The book follows the tried and tested formula of a multi-strand plot converging for a climatic finale. The story is evenly divided between the USS Woodbridge, the Iraqi terrorists and Knox Jones a CIA operative whose suspicions are aroused after the murder of a United States inspector in Iraqi. The guy from Langley turns out to be the major character in the story and I would hazard a guess that he might reappear in future adventures (sound familiar?). Thompson has an appealing style of writing, combining the in-depth knowledge of Tom Clancy with the useful literary tool, of which Michael Crichton is a master, of employing his characters to explain technology to each other and, by default, the reader. For example; want to know the basis of marine seismology? Then after a couple of pages of dialogue between the scientists who discover the earthquake you'll be fully clue in.
The author is actually ex-navy so has brought a commanding knowledge of naval process to the book. His descriptions of life aboard the submarine are well observed with small details providing a high level of authenticity. Whilst Clancy is a master of research, Thompson's real-life credentials give a strong credibility to his technical narrative. The presence of the crew's family is handled sensibly, particularly where the Captain's young son is concerned. Alarm bells rang when he appeared and I was fearing a cringe factor of Spielberg proportions, however he is used in such a way as to not cause any grinding of teeth. Likewise, other civilians on the submarine demonstrate skills that prove useful and do not hinder the logic of the story.

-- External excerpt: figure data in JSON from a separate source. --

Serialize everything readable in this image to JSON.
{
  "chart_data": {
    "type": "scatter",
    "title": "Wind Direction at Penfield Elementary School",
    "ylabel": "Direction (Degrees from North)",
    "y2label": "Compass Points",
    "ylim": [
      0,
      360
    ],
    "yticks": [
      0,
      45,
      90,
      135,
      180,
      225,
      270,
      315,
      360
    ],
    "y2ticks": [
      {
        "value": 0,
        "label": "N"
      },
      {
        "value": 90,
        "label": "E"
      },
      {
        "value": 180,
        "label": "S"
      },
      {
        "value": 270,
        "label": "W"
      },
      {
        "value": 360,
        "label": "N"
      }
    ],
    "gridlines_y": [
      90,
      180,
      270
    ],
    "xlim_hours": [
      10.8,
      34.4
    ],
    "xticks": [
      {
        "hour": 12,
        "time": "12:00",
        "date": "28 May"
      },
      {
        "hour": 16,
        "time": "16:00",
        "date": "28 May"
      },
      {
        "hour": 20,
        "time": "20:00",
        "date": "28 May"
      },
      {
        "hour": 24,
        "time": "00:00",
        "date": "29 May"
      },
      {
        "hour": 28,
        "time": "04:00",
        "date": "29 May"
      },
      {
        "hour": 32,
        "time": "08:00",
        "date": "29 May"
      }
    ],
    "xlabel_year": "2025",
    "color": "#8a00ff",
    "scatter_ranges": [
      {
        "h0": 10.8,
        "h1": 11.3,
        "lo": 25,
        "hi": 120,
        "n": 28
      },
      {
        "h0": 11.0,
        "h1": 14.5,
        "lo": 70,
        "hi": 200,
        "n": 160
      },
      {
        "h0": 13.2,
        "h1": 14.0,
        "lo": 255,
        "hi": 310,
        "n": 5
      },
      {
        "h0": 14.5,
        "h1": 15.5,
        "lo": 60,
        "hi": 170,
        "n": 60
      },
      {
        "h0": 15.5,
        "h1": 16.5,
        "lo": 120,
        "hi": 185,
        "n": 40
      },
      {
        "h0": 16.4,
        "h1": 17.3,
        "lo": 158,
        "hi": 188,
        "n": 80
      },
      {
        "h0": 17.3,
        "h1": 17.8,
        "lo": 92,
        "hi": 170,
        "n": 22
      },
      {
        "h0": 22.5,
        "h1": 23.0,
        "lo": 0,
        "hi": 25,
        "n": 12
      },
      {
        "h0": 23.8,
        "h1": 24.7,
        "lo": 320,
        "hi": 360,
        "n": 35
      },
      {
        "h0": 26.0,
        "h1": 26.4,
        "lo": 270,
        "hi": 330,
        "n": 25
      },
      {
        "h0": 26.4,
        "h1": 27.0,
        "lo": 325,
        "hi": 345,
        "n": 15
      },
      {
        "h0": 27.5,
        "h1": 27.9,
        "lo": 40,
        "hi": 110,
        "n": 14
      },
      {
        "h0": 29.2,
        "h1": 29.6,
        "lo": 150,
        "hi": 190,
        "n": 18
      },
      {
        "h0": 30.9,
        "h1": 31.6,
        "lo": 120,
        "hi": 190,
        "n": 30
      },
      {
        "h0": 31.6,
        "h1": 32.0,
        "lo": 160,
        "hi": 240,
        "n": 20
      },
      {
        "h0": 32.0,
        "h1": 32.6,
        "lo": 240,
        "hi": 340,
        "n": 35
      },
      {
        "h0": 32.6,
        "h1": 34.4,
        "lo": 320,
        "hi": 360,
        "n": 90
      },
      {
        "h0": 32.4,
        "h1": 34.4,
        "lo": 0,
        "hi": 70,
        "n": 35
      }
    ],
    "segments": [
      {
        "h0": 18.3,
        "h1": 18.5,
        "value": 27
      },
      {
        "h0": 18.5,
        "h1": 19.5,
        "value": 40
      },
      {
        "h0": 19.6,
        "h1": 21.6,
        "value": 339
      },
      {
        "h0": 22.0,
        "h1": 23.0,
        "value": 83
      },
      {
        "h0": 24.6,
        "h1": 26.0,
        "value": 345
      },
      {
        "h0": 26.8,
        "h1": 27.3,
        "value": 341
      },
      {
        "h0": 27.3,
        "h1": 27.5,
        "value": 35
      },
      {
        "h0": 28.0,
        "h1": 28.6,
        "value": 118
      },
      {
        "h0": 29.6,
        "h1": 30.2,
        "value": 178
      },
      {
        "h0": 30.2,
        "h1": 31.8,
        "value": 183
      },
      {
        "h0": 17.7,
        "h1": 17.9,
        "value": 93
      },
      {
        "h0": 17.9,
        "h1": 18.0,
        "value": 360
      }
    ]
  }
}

The book is not without its faults. This is quite a basic story with Thompson sticking to an action-driven plot and avoiding large amounts of political commentary (not necessarily a bad thing). There is little character development beyond a few lines of background on the main players. Consequently the book lacks the complex feel you associate with your average techno-thriller, although coming in at a relatively short 280 pages means the story and action plotting are quite sufficient to hold the interest.